The South African Savings Institute (SASI) has launched its annual July National Savings Month Campaign yesterday. Floris Slabbert, National Sales Manager at Ecsponent Financial Services, believes that South Africans must remain disciplined in fostering a culture of saving, especially during the present challenging economic environment.

 

“South Africans often do not understand the importance of short, medium and long-term financial planning. This may be due to low levels of financial literacy and as a result the country has one of the worst savings rates in the world.

 

“In fact, the latest data from the Investec GIBS (Gordon Institute of Business Science) Savings Index actually shows that we are moving backwards and that South Africa’s savings are at a 20-year low-point. A score of 100 is considered a “savings pass mark,” but we scored just 63 in the last quarter of 2015.

 

“With household expenses on the rise it is likely that many more consumers will unfortunately, abandon their saving initiatives in an effort to stretch their disposable monthly income,” he comments.

 

However, the long term benefits of saving cannot be stressed enough and Slabbert encourages everyone to save, even if they start small. Here are five top savings tips to keep in mind this National Savings Month:

 

1. Determine your savings goals

Ultimately, the amount you save will depend on your savings goals and the life stage you find yourself in. Whatever your age, or whether you are saving for a deposit to buy property, your children’s education, or your retirement, consider where you want to be in the next five to ten years. After thinking through your future plans and aspirations you will then need to ask yourself the all-important question as to how much money will you need to earn and save to support these goals?

 

2. Draw up a budget that prioritises saving

It is said that it is not our salaries that make us rich, it is our spending habits.
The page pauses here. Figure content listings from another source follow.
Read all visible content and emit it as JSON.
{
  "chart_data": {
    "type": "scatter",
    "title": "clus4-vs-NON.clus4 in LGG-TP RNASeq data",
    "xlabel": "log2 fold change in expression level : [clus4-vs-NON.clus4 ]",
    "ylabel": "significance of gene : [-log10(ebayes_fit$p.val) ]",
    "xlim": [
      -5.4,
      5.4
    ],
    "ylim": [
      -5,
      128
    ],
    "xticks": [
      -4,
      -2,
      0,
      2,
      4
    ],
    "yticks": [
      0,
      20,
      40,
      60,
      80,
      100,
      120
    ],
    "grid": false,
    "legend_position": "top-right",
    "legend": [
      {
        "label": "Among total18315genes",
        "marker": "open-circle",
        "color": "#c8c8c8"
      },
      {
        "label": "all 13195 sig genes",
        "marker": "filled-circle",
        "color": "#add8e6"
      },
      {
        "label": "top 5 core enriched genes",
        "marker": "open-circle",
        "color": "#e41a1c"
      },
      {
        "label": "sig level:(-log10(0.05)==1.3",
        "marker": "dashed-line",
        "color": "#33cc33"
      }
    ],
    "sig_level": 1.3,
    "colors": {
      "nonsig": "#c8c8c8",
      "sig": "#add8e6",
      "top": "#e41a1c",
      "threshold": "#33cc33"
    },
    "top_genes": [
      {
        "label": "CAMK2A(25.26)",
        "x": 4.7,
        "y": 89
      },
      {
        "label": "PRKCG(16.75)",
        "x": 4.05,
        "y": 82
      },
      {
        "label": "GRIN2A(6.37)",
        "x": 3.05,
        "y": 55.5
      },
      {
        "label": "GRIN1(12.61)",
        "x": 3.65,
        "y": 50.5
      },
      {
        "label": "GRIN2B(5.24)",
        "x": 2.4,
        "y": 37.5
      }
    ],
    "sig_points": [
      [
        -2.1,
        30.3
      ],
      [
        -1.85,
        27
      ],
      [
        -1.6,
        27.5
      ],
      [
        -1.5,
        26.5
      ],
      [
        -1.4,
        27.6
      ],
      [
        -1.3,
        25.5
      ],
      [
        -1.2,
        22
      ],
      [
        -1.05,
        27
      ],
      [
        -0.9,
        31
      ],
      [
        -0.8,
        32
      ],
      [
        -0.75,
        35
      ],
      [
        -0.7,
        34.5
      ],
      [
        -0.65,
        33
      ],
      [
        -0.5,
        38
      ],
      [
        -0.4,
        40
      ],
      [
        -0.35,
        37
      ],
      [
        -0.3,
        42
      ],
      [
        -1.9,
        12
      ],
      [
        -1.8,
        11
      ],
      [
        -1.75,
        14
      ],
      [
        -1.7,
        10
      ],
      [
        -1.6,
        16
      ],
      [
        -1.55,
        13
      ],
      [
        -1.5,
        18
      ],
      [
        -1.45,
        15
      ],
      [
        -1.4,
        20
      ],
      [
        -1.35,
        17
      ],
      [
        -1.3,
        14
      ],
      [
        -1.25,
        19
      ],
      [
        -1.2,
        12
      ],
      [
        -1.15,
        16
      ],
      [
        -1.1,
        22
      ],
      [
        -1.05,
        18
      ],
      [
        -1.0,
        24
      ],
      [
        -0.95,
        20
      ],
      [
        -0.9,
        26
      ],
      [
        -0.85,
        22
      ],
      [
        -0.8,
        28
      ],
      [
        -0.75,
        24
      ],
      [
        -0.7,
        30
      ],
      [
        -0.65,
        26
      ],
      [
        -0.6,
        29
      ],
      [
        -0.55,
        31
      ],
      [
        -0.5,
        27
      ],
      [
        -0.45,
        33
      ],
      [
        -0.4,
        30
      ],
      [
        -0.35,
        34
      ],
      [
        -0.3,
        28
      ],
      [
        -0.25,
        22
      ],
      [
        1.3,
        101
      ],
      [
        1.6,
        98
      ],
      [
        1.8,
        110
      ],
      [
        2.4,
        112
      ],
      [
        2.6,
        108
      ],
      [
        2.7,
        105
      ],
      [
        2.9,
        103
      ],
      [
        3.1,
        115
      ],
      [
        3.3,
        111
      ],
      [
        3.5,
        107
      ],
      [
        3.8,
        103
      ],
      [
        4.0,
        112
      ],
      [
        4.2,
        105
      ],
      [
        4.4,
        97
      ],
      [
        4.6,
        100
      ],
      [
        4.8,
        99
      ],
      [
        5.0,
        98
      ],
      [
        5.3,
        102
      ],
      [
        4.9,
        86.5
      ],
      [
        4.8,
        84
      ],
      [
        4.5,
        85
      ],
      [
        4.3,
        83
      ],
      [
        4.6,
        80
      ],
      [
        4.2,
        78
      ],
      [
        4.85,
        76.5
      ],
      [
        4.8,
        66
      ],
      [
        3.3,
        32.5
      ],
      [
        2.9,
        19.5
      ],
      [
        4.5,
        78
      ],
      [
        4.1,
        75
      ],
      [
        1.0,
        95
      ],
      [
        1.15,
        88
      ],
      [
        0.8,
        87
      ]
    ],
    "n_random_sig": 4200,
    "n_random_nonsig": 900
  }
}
And yet, most consumers do not plan and track their monthly earnings, which results in them being cash-strapped halfway into the month. To avoid this, set a realistic budget that prioritises spending and then sets enough aside for day-to-day living expenses. Don’t attempt reversing the order. If we wait to see what is left over after spending, we would never save. Instead, pay yourself first and then spend what is left over.

 

3. Distinguish the difference between wants and needs

In a consumption driven economy like ours, we’re bombarded by media telling us what we must own, look like, drive, and where we should live or do for fun. This constant barrage of information makes it hard to distinguish between wants and needs. Put simply, a need is something you must have. A roof over your head, food on the table, healthcare, hygiene products, clothing etc. Our wants are usually closely linked to the needs and we want a big house, restaurant-quality food, branded clothing and fancy cars. Don’t think that wanting is a bad thing – life is after all for living not surviving. The caveat, however, is that we must be sure we can afford luxuries before treating ourselves.

 

4. Declare war on debt

Ridding yourself of debt is a giant leap towards financial freedom. One approach that yields fast results is to make a list of all your debt and then prioritise paying off the debt that attracts the highest interest first. Another approach is to pay off the smallest amounts of debt first, so that you can enjoy the satisfaction of crossing creditors off the list one-by-one. Whichever route you choose to follow, commit to seeing through the plan to free yourself from the burden of debt.

 

5. Consider tax implications

You don’t have to be a tax expert, but spend time investigating the different tax implications applicable to the savings and investment products you’re considering to include in your financial plan. No one can avoid paying tax altogether but with planning you can find solutions that put the most money in your pocket. For example, tax-free savings accounts allow investors to invest a maximum of R30 000 per annum or R500 000 in their lifetime, with all the proceeds earned on this investment being entirely tax-free. However, bear in mind that if you exceed your contribution limit, SARS will levy a 40% penalty on the portion of the contribution above the threshold. In other words, you need to take the full picture into consideration to evaluate whether a specific investment is suitable for you.

 

“Providing access to savings vehicles that are understandable and accessible, together with initiatives that brings about greater levels of financial and economic literacy among adults and children in South Africa, will go a long way to establishing a culture of saving at a national level that will result in benefits long after national savings month has passed” he concludes.